Cassazione penale Sez. V sentenza n. 1671 del 9 giugno 1998

(1 massima)

(massima n. 1)

In tema di sequestro preventivo, la nozione di cose pertinenti al reato, è più ampia di quella di corpo di reato definita dall'art. 253 comma 2 c.p.p., in quanto non solo include in sè i beni costituenti corpo di reato ma abbraccia anche tutte le cose legate anche indirettamente alla fattispecie criminosa. Ciò comporta che, in astratto, ogni bene può essere pertinente a reato, salvo verificarne in concreto il legame con quest'ultimo. Nulla esclude, quindi, che i locali in cui vengono svolte attività criminose (nella specie: attività di intermediazione finanziaria senza abilitazione) possano ritenersi pertinenti a reato.
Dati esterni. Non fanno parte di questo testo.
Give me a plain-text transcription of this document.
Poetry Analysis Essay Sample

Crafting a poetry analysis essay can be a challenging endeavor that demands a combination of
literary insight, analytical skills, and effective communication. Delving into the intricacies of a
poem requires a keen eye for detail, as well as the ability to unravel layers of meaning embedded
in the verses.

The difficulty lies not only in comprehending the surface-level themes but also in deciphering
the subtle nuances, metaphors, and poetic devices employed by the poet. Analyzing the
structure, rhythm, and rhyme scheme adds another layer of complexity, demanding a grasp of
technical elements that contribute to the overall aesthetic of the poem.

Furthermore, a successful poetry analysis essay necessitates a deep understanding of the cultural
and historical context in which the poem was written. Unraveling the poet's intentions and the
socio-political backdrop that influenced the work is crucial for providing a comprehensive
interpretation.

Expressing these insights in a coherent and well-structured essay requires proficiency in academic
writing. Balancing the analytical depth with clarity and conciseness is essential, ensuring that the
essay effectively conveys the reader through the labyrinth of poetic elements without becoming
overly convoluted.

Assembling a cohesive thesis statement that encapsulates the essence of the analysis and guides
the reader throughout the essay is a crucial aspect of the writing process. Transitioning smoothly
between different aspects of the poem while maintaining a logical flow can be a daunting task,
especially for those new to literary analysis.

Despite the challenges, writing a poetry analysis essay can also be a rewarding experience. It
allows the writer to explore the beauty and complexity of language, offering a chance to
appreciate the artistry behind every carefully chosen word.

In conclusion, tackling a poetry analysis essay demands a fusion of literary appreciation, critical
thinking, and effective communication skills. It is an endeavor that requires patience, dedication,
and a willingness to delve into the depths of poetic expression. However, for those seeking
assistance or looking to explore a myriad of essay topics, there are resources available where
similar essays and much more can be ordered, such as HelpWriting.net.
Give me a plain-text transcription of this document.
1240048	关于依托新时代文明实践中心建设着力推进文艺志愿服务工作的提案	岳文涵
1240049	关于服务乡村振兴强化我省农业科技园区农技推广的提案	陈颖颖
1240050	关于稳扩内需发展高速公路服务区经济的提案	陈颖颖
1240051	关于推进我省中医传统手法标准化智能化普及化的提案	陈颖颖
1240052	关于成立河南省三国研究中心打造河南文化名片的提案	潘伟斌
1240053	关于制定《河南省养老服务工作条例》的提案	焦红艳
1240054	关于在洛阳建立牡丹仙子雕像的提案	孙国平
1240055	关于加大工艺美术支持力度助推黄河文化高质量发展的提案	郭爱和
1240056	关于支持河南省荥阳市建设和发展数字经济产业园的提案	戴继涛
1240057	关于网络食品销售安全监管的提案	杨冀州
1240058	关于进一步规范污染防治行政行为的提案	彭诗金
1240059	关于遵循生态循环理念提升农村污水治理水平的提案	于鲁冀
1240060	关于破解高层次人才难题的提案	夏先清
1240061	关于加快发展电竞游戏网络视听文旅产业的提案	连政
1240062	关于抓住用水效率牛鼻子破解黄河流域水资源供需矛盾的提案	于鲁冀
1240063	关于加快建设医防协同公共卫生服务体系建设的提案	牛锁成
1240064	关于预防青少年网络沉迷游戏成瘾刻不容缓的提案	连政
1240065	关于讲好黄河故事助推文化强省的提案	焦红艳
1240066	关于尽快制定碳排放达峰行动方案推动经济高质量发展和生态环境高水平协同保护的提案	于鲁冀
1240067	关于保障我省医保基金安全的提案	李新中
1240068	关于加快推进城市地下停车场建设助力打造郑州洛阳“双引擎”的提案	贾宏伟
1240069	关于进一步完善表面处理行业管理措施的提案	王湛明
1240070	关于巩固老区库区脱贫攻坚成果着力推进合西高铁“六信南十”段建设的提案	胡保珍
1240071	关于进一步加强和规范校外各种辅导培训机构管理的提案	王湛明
Tuttavia, la pertinenza della cosa al reato va collegata — al fine di evitare una indiscriminata compressione del diritto di proprietà e di uso del bene — alla finalità di impedire che la disponibilità della cosa stessa da parte dell'indagato comporti il pericolo di aggravamento o protrazione delle conseguenze di reato. Si tratta comunque di una valutazione di merito che, se congruamente motivata in riferimento alla specifica stabile strumentalità della cosa sottoposta a sequestro all'attività illecita ed alla possibilità che quest'ultima venga reiterata, si sottrae al sindacato di legittimità.